Catherine Carollina muncul dengan gaun merah miliknya dan mendudukkan diri di samping Rindi sembari mengeluarkan satu bungkus rokok dari dalam tasnya. Menawarkannya pada Rindi yang tentu saja menolaknya, Catherine menghidupkan rokoknya sebelum menghembuskan asapnya ke udara.

"Dia banyak membantuku, tentu saja dia mengetahuinya," ucap wanita itu.

"Kalian benar-benar gila." Rindi tidak habis pikir dengan kegilaan yang terjadi saat ini. Rindi memandang Catherine sebelum kembali bertanya untuk memuaskan rasa penasarannya. "Bagaimana kamu melakukannya?"

"Aku membuang urat malu ku, demi dia." Catherine menunjuk wanita yang duduk di hadapannya dengan dagunya sebelum menghembuskan asap rokoknya ke udara. "Aku memohon kepada wanita yang kekasihnya pernah ku cumbu. Aku memohon hingga menangis dan bersujud agar ia membantuki. Mengenalkanku pada seorang dokter yang bisa membantuku dan Sena.

Awalnya gadis itu merasa enggan, hingga aku menemuinya bersama dengan Sena. Ketika melihat bagaimana frustasinya Sena saat itu, wanita itu memberikan kami satu kontak seorang dokter yang juga saudara jauh dari Arjuna. Namanya Divan."

"Tunggu dulu." Rindi memotong pembicaraan Catherine. "Arjuna bahkan mengetahuinya?"

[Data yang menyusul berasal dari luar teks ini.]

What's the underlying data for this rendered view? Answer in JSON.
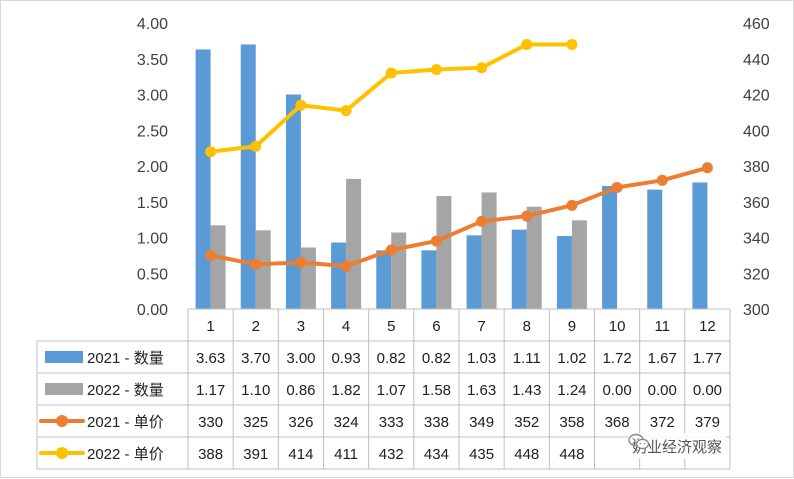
{
  "chart_data": {
    "type": "bar+line",
    "categories": [
      "1",
      "2",
      "3",
      "4",
      "5",
      "6",
      "7",
      "8",
      "9",
      "10",
      "11",
      "12"
    ],
    "series": [
      {
        "name": "2021 - 数量",
        "kind": "bar",
        "axis": "left",
        "color": "#5b9bd5",
        "values": [
          3.63,
          3.7,
          3.0,
          0.93,
          0.82,
          0.82,
          1.03,
          1.11,
          1.02,
          1.72,
          1.67,
          1.77
        ],
        "labels": [
          "3.63",
          "3.70",
          "3.00",
          "0.93",
          "0.82",
          "0.82",
          "1.03",
          "1.11",
          "1.02",
          "1.72",
          "1.67",
          "1.77"
        ]
      },
      {
        "name": "2022 - 数量",
        "kind": "bar",
        "axis": "left",
        "color": "#a5a5a5",
        "values": [
          1.17,
          1.1,
          0.86,
          1.82,
          1.07,
          1.58,
          1.63,
          1.43,
          1.24,
          0.0,
          0.0,
          0.0
        ],
        "labels": [
          "1.17",
          "1.10",
          "0.86",
          "1.82",
          "1.07",
          "1.58",
          "1.63",
          "1.43",
          "1.24",
          "0.00",
          "0.00",
          "0.00"
        ]
      },
      {
        "name": "2021 - 单价",
        "kind": "line",
        "axis": "right",
        "color": "#ed7d31",
        "values": [
          330,
          325,
          326,
          324,
          333,
          338,
          349,
          352,
          358,
          368,
          372,
          379
        ],
        "labels": [
          "330",
          "325",
          "326",
          "324",
          "333",
          "338",
          "349",
          "352",
          "358",
          "368",
          "372",
          "379"
        ]
      },
      {
        "name": "2022 - 单价",
        "kind": "line",
        "axis": "right",
        "color": "#ffc000",
        "values": [
          388,
          391,
          414,
          411,
          432,
          434,
          435,
          448,
          448,
          null,
          null,
          null
        ],
        "labels": [
          "388",
          "391",
          "414",
          "411",
          "432",
          "434",
          "435",
          "448",
          "448",
          "",
          "",
          ""
        ]
      }
    ],
    "y_left": {
      "min": 0,
      "max": 4,
      "ticks": [
        "0.00",
        "0.50",
        "1.00",
        "1.50",
        "2.00",
        "2.50",
        "3.00",
        "3.50",
        "4.00"
      ]
    },
    "y_right": {
      "min": 300,
      "max": 460,
      "ticks": [
        "300",
        "320",
        "340",
        "360",
        "380",
        "400",
        "420",
        "440",
        "460"
      ]
    },
    "legend": "data-table-bottom",
    "watermark": "奶业经济观察"
  }
}
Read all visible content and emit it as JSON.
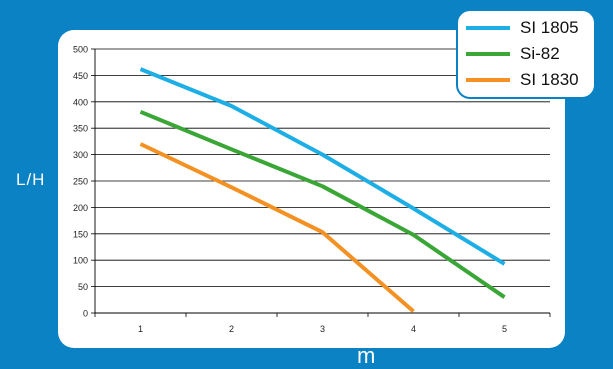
{
  "chart_data": {
    "type": "line",
    "x": [
      1,
      2,
      3,
      4,
      5
    ],
    "xlabel": "m",
    "ylabel": "L/H",
    "ylim": [
      0,
      500
    ],
    "yticks": [
      0,
      50,
      100,
      150,
      200,
      250,
      300,
      350,
      400,
      450,
      500
    ],
    "grid": true,
    "legend_position": "top-right",
    "series": [
      {
        "name": "SI 1805",
        "color": "#1eaee6",
        "points": [
          [
            1,
            462
          ],
          [
            2,
            392
          ],
          [
            3,
            300
          ],
          [
            4,
            198
          ],
          [
            5,
            93
          ]
        ]
      },
      {
        "name": "Si-82",
        "color": "#3aa636",
        "points": [
          [
            1,
            381
          ],
          [
            2,
            310
          ],
          [
            3,
            240
          ],
          [
            4,
            148
          ],
          [
            5,
            30
          ]
        ]
      },
      {
        "name": "SI 1830",
        "color": "#f39122",
        "points": [
          [
            1,
            320
          ],
          [
            2,
            238
          ],
          [
            3,
            153
          ],
          [
            4,
            3
          ]
        ]
      }
    ]
  }
}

"Tentu saja, dia cukup berjasa." Catherine menerawang jauh. "Pada awalnya, Divan menolak permintaan Sena. Arjuna yang memohon kepada Divan agar membantuku dan Sena. Jika buka karena Arjuna, mungkin ini tidak akan terjadi."

"Dan lebih menyebalkannya lagi, Sena bahkan menceritakan perihal kehamilannya kepada Arjuna terlebih dahulu ketimbang diriku." Catherine melanjutkan perkataannya dengan ekspresi sebal. "Aku ingin memukulnya jika mengingatnya."

"Kalian berdua benar-benar gila." Rindi tidak habis pikir. "Ini semua gila."

"Tetapi aku sungguh puas." Catherine tertawa dengan keras. "Aku berhasil menampar Agha hingga pipinya merah, itu menyenangkan sekali."